Thoughts on Holographic Complexity and its Basis-dependence
Koji Hashimoto, Norihiro Iizuka, Sotaro Sugishita

TL;DR
This paper argues that holographic complexity, which relates to the minimal number of quantum gates needed to prepare a state, must be basis-dependent to align with its properties, challenging the basis-invariance assumption.
Contribution
It demonstrates a no-go theorem showing basis-independence cannot reproduce holographic complexity, establishing the necessity of basis dependence in the dual Hilbert space distance.
Findings
Basis-independent distances cannot replicate holographic complexity behavior.
Holographic complexity should be basis-dependent to be consistent with duality.

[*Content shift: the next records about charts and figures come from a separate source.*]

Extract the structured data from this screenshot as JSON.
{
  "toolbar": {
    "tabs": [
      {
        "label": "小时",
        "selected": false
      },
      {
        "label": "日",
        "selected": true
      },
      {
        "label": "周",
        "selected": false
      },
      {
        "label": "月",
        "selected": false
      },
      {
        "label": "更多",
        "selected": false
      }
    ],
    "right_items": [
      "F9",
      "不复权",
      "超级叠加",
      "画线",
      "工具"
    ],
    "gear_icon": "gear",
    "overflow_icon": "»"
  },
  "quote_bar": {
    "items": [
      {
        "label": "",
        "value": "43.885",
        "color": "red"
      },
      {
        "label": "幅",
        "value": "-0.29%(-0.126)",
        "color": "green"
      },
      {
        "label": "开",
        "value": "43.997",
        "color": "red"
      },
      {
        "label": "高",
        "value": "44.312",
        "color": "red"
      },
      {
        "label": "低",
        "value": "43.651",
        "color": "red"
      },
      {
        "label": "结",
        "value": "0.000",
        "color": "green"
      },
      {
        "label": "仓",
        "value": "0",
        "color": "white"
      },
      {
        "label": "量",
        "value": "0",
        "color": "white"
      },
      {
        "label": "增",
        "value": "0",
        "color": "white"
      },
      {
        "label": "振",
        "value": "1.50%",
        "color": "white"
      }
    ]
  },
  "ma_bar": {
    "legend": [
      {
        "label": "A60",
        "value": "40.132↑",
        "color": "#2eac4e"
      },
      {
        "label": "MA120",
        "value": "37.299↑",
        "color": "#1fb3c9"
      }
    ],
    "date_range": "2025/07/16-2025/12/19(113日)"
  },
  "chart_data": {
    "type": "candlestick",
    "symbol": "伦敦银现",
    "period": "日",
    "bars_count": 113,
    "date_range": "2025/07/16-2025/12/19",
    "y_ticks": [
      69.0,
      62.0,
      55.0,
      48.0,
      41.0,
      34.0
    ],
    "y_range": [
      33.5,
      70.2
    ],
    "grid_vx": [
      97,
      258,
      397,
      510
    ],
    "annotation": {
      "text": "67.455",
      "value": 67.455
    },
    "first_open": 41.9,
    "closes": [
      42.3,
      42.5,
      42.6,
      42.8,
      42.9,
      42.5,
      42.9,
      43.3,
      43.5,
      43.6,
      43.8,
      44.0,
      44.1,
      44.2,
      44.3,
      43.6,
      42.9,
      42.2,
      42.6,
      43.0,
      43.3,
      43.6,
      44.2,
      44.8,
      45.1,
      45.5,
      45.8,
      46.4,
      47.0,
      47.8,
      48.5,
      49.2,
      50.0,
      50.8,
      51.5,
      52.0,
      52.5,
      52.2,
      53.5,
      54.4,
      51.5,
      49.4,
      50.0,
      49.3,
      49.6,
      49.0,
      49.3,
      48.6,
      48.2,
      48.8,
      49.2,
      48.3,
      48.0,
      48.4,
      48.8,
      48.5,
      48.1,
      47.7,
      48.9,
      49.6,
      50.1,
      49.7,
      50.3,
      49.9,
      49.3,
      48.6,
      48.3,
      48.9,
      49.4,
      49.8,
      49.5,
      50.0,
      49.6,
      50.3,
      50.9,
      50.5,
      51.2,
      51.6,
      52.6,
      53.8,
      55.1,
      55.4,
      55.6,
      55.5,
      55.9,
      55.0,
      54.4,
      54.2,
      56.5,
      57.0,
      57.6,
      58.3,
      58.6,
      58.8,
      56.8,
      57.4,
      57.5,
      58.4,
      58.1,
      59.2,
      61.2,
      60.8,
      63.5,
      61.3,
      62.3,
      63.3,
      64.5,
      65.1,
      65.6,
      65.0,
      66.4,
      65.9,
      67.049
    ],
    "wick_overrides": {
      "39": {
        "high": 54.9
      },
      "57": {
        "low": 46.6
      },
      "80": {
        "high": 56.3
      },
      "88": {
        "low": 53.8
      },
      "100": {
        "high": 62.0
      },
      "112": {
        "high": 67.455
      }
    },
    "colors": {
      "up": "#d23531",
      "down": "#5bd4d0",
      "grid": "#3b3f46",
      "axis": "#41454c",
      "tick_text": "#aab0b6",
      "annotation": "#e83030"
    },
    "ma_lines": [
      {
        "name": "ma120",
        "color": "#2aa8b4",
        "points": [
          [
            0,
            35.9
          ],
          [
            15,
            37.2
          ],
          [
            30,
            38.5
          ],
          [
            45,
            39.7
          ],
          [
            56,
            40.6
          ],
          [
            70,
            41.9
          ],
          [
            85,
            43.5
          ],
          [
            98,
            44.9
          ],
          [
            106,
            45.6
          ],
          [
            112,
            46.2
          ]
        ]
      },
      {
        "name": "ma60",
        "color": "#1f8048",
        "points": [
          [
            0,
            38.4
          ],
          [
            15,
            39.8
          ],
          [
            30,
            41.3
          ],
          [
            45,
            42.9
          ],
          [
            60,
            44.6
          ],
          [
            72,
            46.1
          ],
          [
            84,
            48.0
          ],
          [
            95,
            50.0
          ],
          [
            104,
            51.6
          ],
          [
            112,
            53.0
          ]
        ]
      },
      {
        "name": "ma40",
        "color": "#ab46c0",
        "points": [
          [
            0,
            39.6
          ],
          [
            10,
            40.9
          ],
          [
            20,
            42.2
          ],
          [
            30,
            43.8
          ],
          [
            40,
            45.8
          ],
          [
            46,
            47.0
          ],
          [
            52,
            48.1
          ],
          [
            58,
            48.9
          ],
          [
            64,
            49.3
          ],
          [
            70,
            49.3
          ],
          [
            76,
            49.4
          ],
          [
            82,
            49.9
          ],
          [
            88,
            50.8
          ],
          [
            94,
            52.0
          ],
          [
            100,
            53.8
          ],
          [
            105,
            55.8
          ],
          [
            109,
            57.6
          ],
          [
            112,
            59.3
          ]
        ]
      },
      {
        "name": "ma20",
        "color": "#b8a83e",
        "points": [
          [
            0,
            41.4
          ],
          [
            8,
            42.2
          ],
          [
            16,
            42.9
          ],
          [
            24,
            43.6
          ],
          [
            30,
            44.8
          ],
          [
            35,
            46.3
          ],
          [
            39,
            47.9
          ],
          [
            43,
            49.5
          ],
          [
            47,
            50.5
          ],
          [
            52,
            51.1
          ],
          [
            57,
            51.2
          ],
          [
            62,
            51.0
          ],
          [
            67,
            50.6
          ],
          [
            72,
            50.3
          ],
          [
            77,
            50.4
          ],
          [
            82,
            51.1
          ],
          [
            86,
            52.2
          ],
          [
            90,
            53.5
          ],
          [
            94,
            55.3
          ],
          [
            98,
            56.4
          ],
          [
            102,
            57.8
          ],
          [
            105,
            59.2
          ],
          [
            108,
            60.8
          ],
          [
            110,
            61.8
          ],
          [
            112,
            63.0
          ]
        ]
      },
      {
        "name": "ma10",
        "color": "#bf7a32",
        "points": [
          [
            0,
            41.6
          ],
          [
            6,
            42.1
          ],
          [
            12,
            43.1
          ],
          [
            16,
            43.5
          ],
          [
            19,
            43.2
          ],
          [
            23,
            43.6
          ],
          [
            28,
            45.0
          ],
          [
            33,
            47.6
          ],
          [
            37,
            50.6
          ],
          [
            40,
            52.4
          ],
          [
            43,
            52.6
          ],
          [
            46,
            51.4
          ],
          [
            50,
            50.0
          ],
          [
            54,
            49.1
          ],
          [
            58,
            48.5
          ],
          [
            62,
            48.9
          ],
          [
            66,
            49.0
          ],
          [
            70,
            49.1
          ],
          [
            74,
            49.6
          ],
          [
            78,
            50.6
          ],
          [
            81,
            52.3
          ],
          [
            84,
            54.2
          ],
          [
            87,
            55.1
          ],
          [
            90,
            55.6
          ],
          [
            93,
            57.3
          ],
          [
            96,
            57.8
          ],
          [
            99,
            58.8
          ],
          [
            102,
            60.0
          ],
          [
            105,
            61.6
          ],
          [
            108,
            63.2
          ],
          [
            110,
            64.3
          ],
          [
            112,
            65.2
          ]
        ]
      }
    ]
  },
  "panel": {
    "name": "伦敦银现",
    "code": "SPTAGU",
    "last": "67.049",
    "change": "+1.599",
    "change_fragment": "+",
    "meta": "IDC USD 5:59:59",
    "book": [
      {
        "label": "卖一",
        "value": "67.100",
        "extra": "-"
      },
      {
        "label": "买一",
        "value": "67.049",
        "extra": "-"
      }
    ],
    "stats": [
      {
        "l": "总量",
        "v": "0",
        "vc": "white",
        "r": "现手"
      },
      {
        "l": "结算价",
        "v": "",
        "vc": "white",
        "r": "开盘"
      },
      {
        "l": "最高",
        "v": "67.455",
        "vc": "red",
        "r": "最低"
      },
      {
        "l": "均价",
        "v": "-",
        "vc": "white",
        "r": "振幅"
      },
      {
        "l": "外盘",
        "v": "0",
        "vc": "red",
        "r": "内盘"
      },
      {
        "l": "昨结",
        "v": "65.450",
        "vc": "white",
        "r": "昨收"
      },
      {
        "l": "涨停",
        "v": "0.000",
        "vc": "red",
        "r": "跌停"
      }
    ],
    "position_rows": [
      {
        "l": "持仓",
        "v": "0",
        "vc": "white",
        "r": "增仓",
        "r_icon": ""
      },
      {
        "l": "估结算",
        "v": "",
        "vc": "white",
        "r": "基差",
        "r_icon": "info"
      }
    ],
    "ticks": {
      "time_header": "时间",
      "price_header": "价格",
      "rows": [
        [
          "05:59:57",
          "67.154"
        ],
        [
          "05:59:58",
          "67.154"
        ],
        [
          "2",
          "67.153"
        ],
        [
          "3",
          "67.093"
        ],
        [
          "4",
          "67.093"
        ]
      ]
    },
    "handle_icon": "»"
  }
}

The minimal gate count defines a discrete Hilbert space distance.
Abstract
In this paper, we argue that holographic complexity should be a basis-dependent quantity. Computational complexity of a state is defined as a minimum number of gates required to obtain that state from the reference state. Due to this minimality, it satisfies the triangle inequality, and can be regarded as a (discrete version of) distance in the Hilbert space. However, we show a no-go theorem that any basis-independent distance cannot reproduce the behavior of the holographic complexity. Therefore, if holographic complexity is dual to a distance in the Hilbert space, it should be basis-dependent, i.e., it is not invariant under a change of the basis of the Hilbert space.